Unfortunately, population pressure, poverty and climatic variations are increasing the pressure on cultivable land and accentuating the degradation of these natural resources.
This phenomenon is commonly referred to as the poverty-environment nexus. In Malawi adequate integrated data on the poverty-environment nexus to inform policy making and investments is lacking.
To address this gap the Poverty-Environment Initiative, a joint programme of the UN Environment Programme and UN Development Programme, has commissioned a detailed study to quantify poverty-environment linkages in Malawi.
The study finds that among rural and peri-urban households, 18% of incomes come from natural resource products, such as charcoal, fuel wood, honey and mushroom, and another 17% of incomes are derived from agricultural produce. This means that healthy environments and natural resources are essential for household incomes as well as people’s well-being and thus for poverty reduction.
The poverty-environment nexus also has bearings at the national or macroeconomic level. For example, the study finds that a one percent increase (US$ 300,000) in public investments for sustainable environmental and natural resource management would increase the annual gross domestic product (GDP) by US$ 17 million. That is a significant return on investment that makes both environmental and economic sense and which would contribute to poverty reduction efforts.
On the other hand, a one percent reduction in forest cover alone translates to a loss in income of nearly US$ 24 million per year. This is crucial as Malawi currently has the highest deforestation rate in southern Africa.
Moreover, solid fuels (fuel wood and charcoal) meet 98.7% of the total energy needs for local populations. Concerted efforts to reduce deforestation rates and promote alternative green sources of energy are needed.
The study confirms that agriculture is central for Malawi’s economy and poverty reduction efforts. It emphasizes that sustainable environmental and natural resource use holds the key for agricultural productivity and food security.
At the household level, access to land, level of education, gender and age of the head of the household are key determining factors for household food security and agriculture productivity.
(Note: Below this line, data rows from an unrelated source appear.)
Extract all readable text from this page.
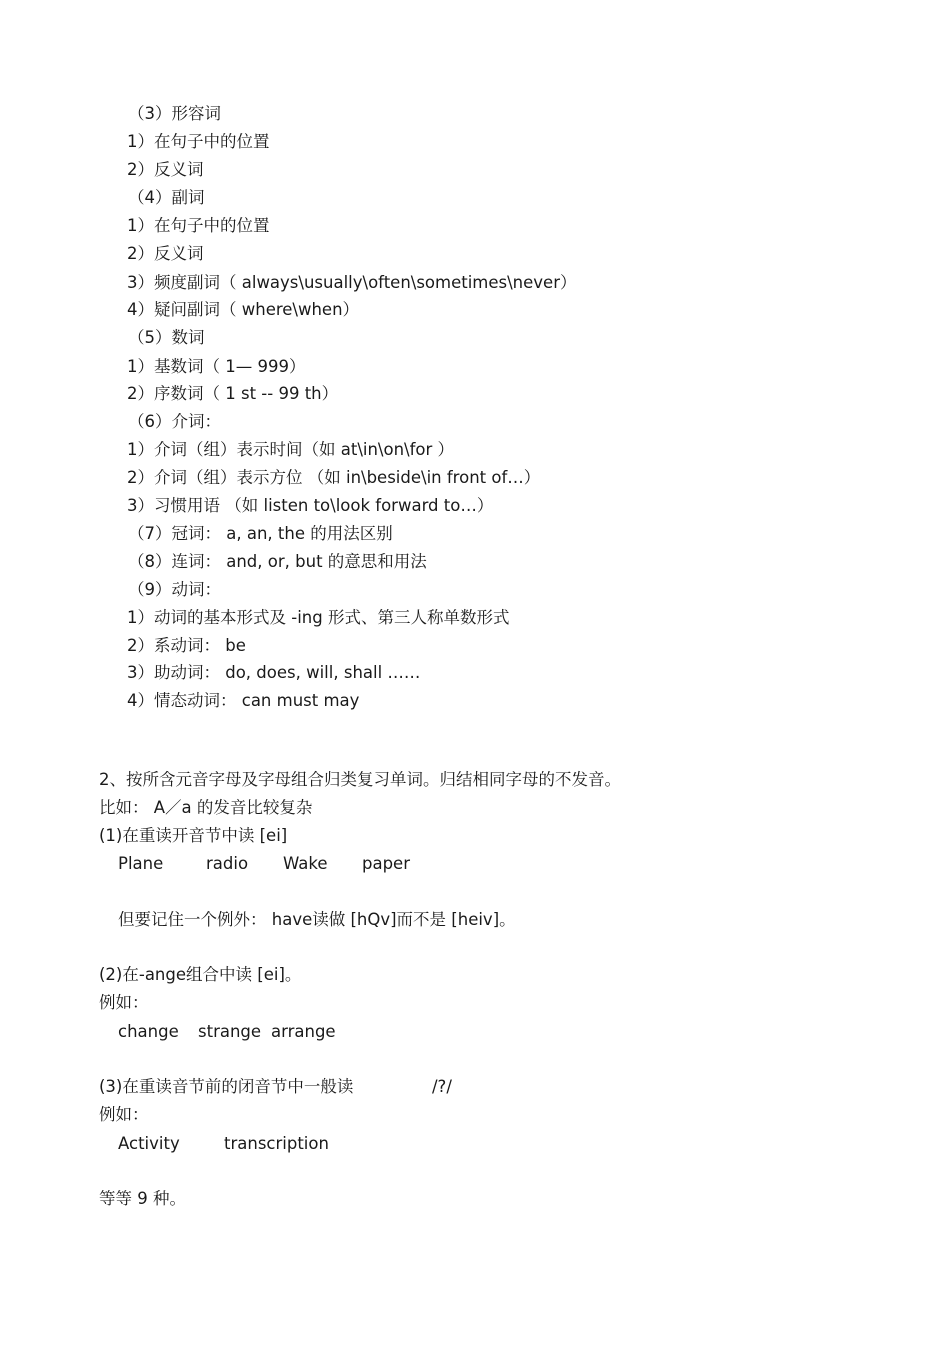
（3）形容词
1）在句子中的位置
2）反义词
（4）副词
1）在句子中的位置
2）反义词
3）频度副词（ always\usually\often\sometimes\never）
4）疑问副词（ where\when）
（5）数词
1）基数词（ 1— 999）
2）序数词（ 1 st -- 99 th）
（6）介词：
1）介词（组）表示时间（如 at\in\on\for ）
2）介词（组）表示方位 （如 in\beside\in front of…）
3）习惯用语 （如 listen to\look forward to…）
（7）冠词： a, an, the 的用法区别
（8）连词： and, or, but 的意思和用法
（9）动词：
1）动词的基本形式及 -ing 形式、第三人称单数形式
2）系动词： be
3）助动词： do, does, will, shall ……
4）情态动词： can must may
2、按所含元音字母及字母组合归类复习单词。归结相同字母的不发音。
比如： A／a 的发音比较复杂
(1)在重读开音节中读 [ei]
Plane	radio Wake paper
但要记住一个例外： have读做 [hQv]而不是 [heiv]。
(2)在-ange组合中读 [ei]。
例如：
change strange arrange
(3)在重读音节前的闭音节中一般读	/?/
例如：
Activity	transcription
等等 9 种。
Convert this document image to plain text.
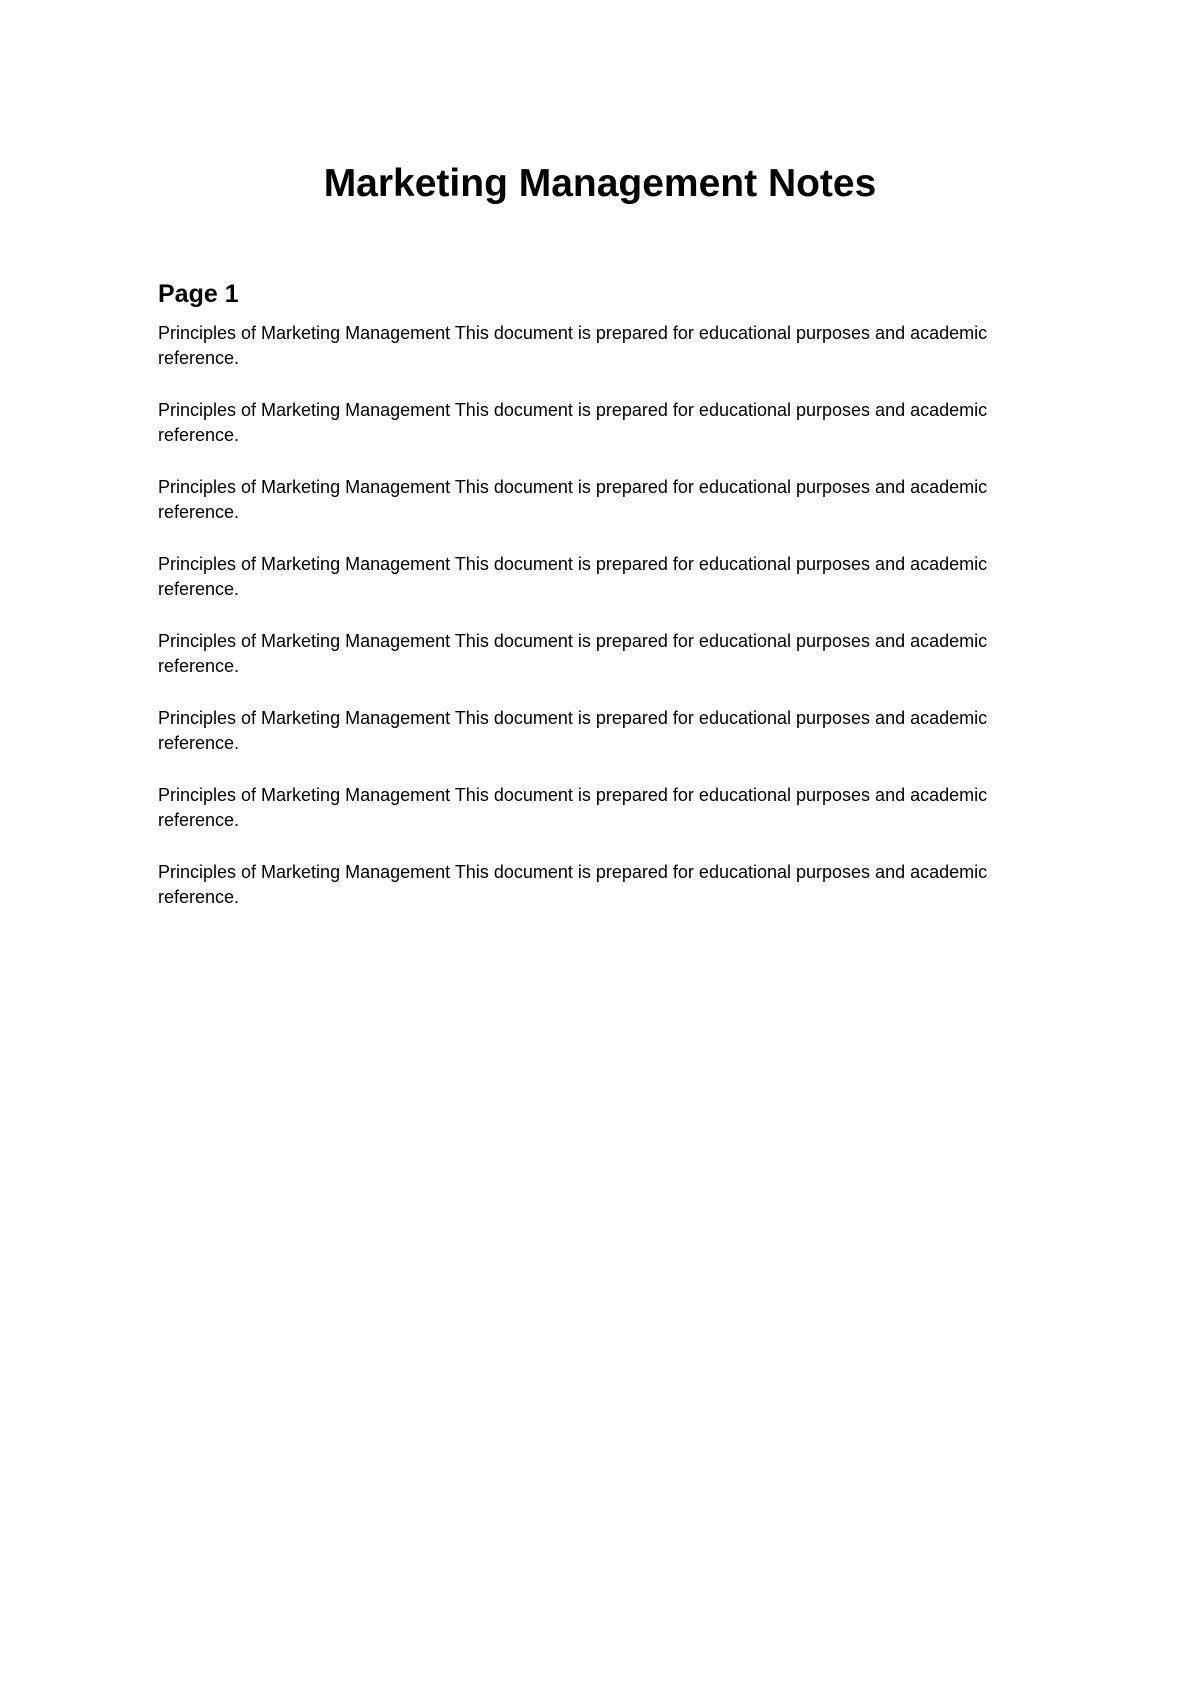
Marketing Management Notes
Page 1

Principles of Marketing Management This document is prepared for educational purposes and academic reference.

Principles of Marketing Management This document is prepared for educational purposes and academic reference.

Principles of Marketing Management This document is prepared for educational purposes and academic reference.

Principles of Marketing Management This document is prepared for educational purposes and academic reference.

Principles of Marketing Management This document is prepared for educational purposes and academic reference.

Principles of Marketing Management This document is prepared for educational purposes and academic reference.

Principles of Marketing Management This document is prepared for educational purposes and academic reference.

Principles of Marketing Management This document is prepared for educational purposes and academic reference.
The study calls for a more integrated approach to environmental, poverty and economic development in line with the 2030 Agenda for Sustainable Development. In light of the findings it recommends increased investments in environmental and natural resource sustainability to achieve poverty, food security, economic as well as sustainability goals. It emphasizes the need for a harmonized and integrated approach to environment and poverty-related policy making and budgeting across sectors and facilitated cooperation with the private sector.
The study will be used to inform the development of the new Malawi Growth and Development Strategy (MGDS III) and the drafting of the forthcoming national development plan and national Sustainable Development Goal plans.